The awards announced in the Australia Day Honours this year have brought women to the fore from the road transport industry. In an industry dominated by the male of the species, two women have persevered through the years to represent the trucking industry and its best interests.
Sharon Middleton has been appointed a Member of the Order of Australia for her service to the road transport industry. She is a director of Whiteline Transport in Adelaide which she runs with her husband Bob.
In the same announcement, Phyllis Jones from Hay in NSW has been awarded the Order of Australia. She has run the NJ and NP Jones operation in Hay with her husband Neville, now sadly passed away, for many years.

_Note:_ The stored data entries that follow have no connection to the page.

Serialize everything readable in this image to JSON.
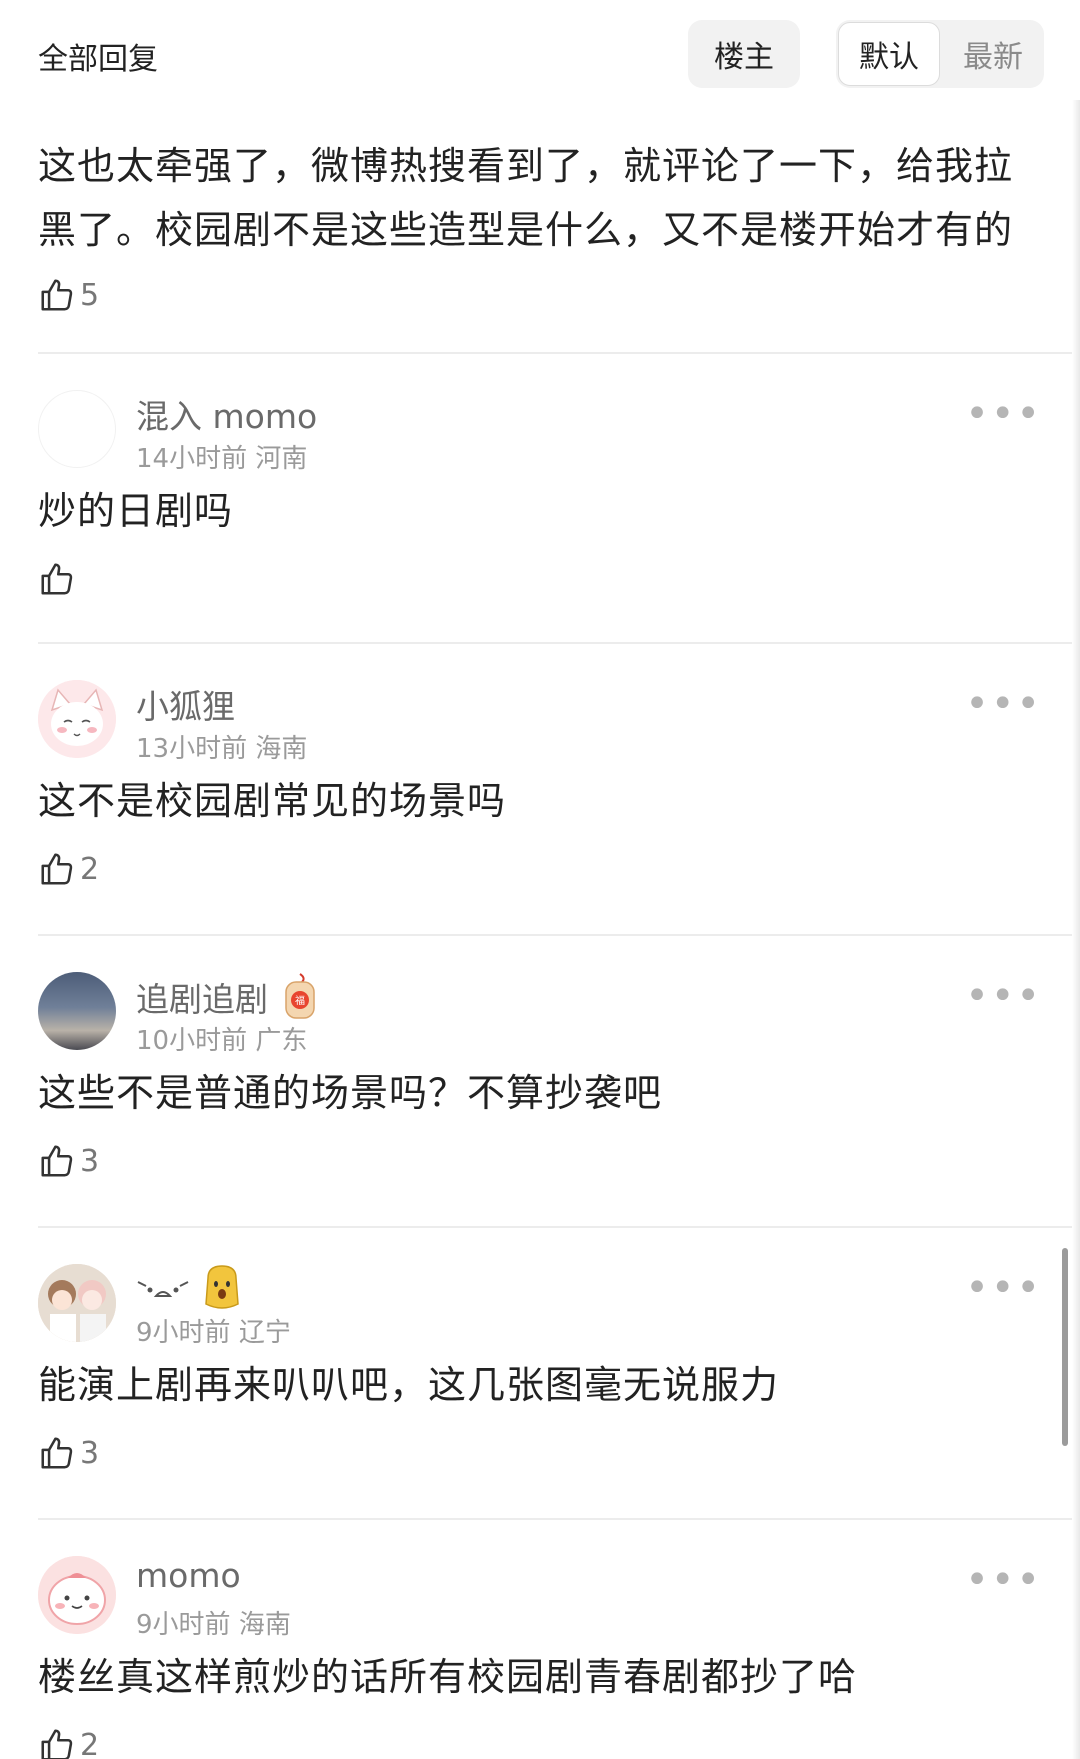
{
  "header": {
    "title": "全部回复",
    "owner_filter": "楼主",
    "sort_default": "默认",
    "sort_latest": "最新"
  },
  "first_comment": {
    "text": "这也太牵强了，微博热搜看到了，就评论了一下，给我拉黑了。校园剧不是这些造型是什么，又不是楼开始才有的",
    "likes": "5"
  },
  "comments": [
    {
      "name": "混入 momo",
      "time": "14小时前",
      "location": "河南",
      "text": "炒的日剧吗",
      "likes": ""
    },
    {
      "name": "小狐狸",
      "time": "13小时前",
      "location": "海南",
      "text": "这不是校园剧常见的场景吗",
      "likes": "2"
    },
    {
      "name": "追剧追剧",
      "time": "10小时前",
      "location": "广东",
      "text": "这些不是普通的场景吗？不算抄袭吧",
      "likes": "3"
    },
    {
      "name": "",
      "time": "9小时前",
      "location": "辽宁",
      "text": "能演上剧再来叭叭吧，这几张图毫无说服力",
      "likes": "3"
    },
    {
      "name": "momo",
      "time": "9小时前",
      "location": "海南",
      "text": "楼丝真这样煎炒的话所有校园剧青春剧都抄了哈",
      "likes": "2"
    }
  ],
  "icons": {
    "like": "thumbs-up-icon",
    "more": "more-dots-icon"
  },
  "colors": {
    "segment_bg": "#f2f2f2",
    "text_primary": "#222222",
    "text_secondary": "#9a9a9a",
    "divider": "#ececec"
  }
}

The trucking industry is one which abounds with strong women who have had to fight to survive in an industry dominated by the blokes. However, neither of them have succeeded by matching the guys. Instead, they have gone about the task in their own way and managed to make a difference for the trucking industry.
Sharon has become well-known around trucking, involved first with the South Australian Road Transport Association and later also with the Australian Trucking Association. She has been a strong advocate for getting the industry to do the right thing, as well as fighting our corner with the politicians.
Regularly seen singing the national anthem at the opening of conferences, Sharon can also be seen, more importantly, as a bundle of energy taking people to task about the issues affecting the whole industry. When the media do occasionally concentrate on the women in trucking, Sharon is invariably one of those interviewed and speaking out on the major issues.
Phyllis’ style is altogether more laid back, with an underlying relentlessness about it. She too has been engaged in the politics of the industry for a long time, very active in the Livestock, Bulk and Rural Carriers of NSW and NatRoad since their inception. She was inducted in the Road Transport Hall of Fame back in 2005.
Both of these two women are able to play the long game. Asking pertinent questions at the right time to get their point across. Their’s is not a confrontational approach, but more one of pushing hard in the same direction consistently to get a positive outcome for trucking.
Both are tenacious and unwilling to let an issue go. Both are also able to get stuck in and help with the heavy lifting in their respective operations. Both Sharon and Phyllis can be seen behind the wheel of truck when the occasion calls for it and know every aspect of the trucking game.
Let’s hope there is another generation coming through with the same insistent drive to improve the lot of trucking. Phyllis has stepped back from her roles in various associations in recent years, while Sharon continues to remain at the forefront of industry bodies.
This is clearly what the trucking industry needs, tenacious leaders pushing the industry forward. If those representatives are also women, it serves to further the cause of getting more females working in the trucking industry and improving the culture for those working in it.